The practice of dressing up in costumes and begging door to door for treats on holidays dates back to the Middle Ages and includes Christmas wassailing. Trick-or-treating resembles the late medieval practice of souling, when poor folk would go door to door on Hallowmas (November 1), receiving food in return for prayers for the dead on All Souls Day (November 2). It originated in Ireland and Britain, although similar practices for the souls of the dead were found as far south as Italy. Shakespeare mentions the practice in his comedy The Two Gentlemen of Verona (1593), when Speed accuses his master of “puling [whimpering or whining] like a beggar at Hallowmas. Dressing up in costumes and going “guising” was prevalent in Scotland and Ireland at Halloween by the 19th century. Costuming became popular for Halloween parties in the US in the early 20th century, as often for adults as for children. The first mass-produced Halloween costumes appeared in stores in the 1930s when trick-or-treating was becoming popular in the United States.

Pumpkin Carving

On this magical night, glowing jack-o-lanterns, carved from turnips or gourds, were set on porches and in windows to welcome deceased loved ones, but also to act as protection against malevolent spirits. Burning lumps of coal were used inside as a source of light, later to be replaced by candles. When European settlers, particularly the Irish, arrived in American they found the native pumpkin to be larger, easier to carve and seemed the perfect choice for jack-o-lanterns. Halloween didn’t really catch on big in this country until the late 1800′s and has been celebrated in so many ways ever since!

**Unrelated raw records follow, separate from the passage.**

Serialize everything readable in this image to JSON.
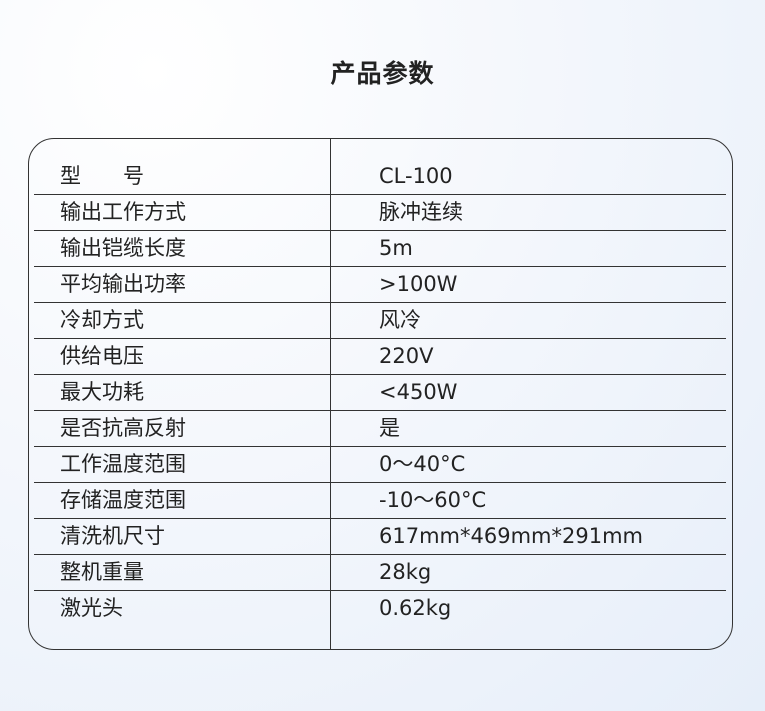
{
  "title": "产品参数",
  "rows": [
    {
      "label": "型　　号",
      "value": "CL-100"
    },
    {
      "label": "输出工作方式",
      "value": "脉冲连续"
    },
    {
      "label": "输出铠缆长度",
      "value": "5m"
    },
    {
      "label": "平均输出功率",
      "value": ">100W"
    },
    {
      "label": "冷却方式",
      "value": "风冷"
    },
    {
      "label": "供给电压",
      "value": "220V"
    },
    {
      "label": "最大功耗",
      "value": "<450W"
    },
    {
      "label": "是否抗高反射",
      "value": "是"
    },
    {
      "label": "工作温度范围",
      "value": "0～40°C"
    },
    {
      "label": "存储温度范围",
      "value": "-10～60°C"
    },
    {
      "label": "清洗机尺寸",
      "value": "617mm*469mm*291mm"
    },
    {
      "label": "整机重量",
      "value": "28kg"
    },
    {
      "label": "激光头",
      "value": "0.62kg"
    }
  ]
}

Pumpkins are indigenous to the western hemisphere and were completely unknown in Europe before the time of Columbus. In 1584, the French explorer Jacques Cartier reported from the St. Lawrence region that he had found “gros melons”, which was translated into English as “ponpions,” or pumpkins. In fact, pumpkins have been grown in America for over 5,000 years. Native Americans called pumpkins “isquotersquash.”

Opposition to Halloween (fun governors)

Other Christians feel concerned about Halloween, and reject the holiday because they feel it trivializes – or celebrates – paganism, the occult, or other practices and cultural phenomena deemed incompatible with their beliefs. A response among some fundamentalist and conservative evangelical churches in recent years has been the use of ‘Hell houses’, these are haunted attractions typically run by American, fundamentalist Christian churches or parachurch groups. These depict sin, the torments of the damned in Hell, and usually conclude with a depiction of heaven. They are most typically operated in the days preceding Halloween.

A hell house, like a conventional haunted-house attraction, is a space set aside for actors attempting to frighten patrons with gruesome exhibits and scenes, presented as a series of short vignettes with a narrated guide. Unlike haunted houses, hell houses focus on occasions and effects of sin or the fate of unrepentant sinners in the afterlife. They occur during the month of October to capitalize on the similarities between hell houses and haunted attractions.

The exhibits at a hell house often have a controversial tone focusing on issues of concern to evangelicals in the United States. Hell houses frequently feature exhibits depicting sin and its consequences. Common examples include abortion, suicide, use of alcoholic beverage and other recreational drugs, adultery and pre-marital sex, occultism, homosexuality, and satanic ritual abuse. Hell houses typically emphasize the belief that anyone who does not accept Christ as their personal savior is condemned to Hell. To this, themed pamphlets, or comic-style tracts such as those created by Jack T. Chick in order to make use of Halloween’s popularity as an opportunity for evangelism. Some consider Halloween to be completely incompatible with the Christian faith because of its origin as a pagan “Festival of the Dead”. For example, Jehovah’s Witnesses do not celebrate Halloween because they believe anything that originated from a pagan holiday should not be celebrated by true Christians.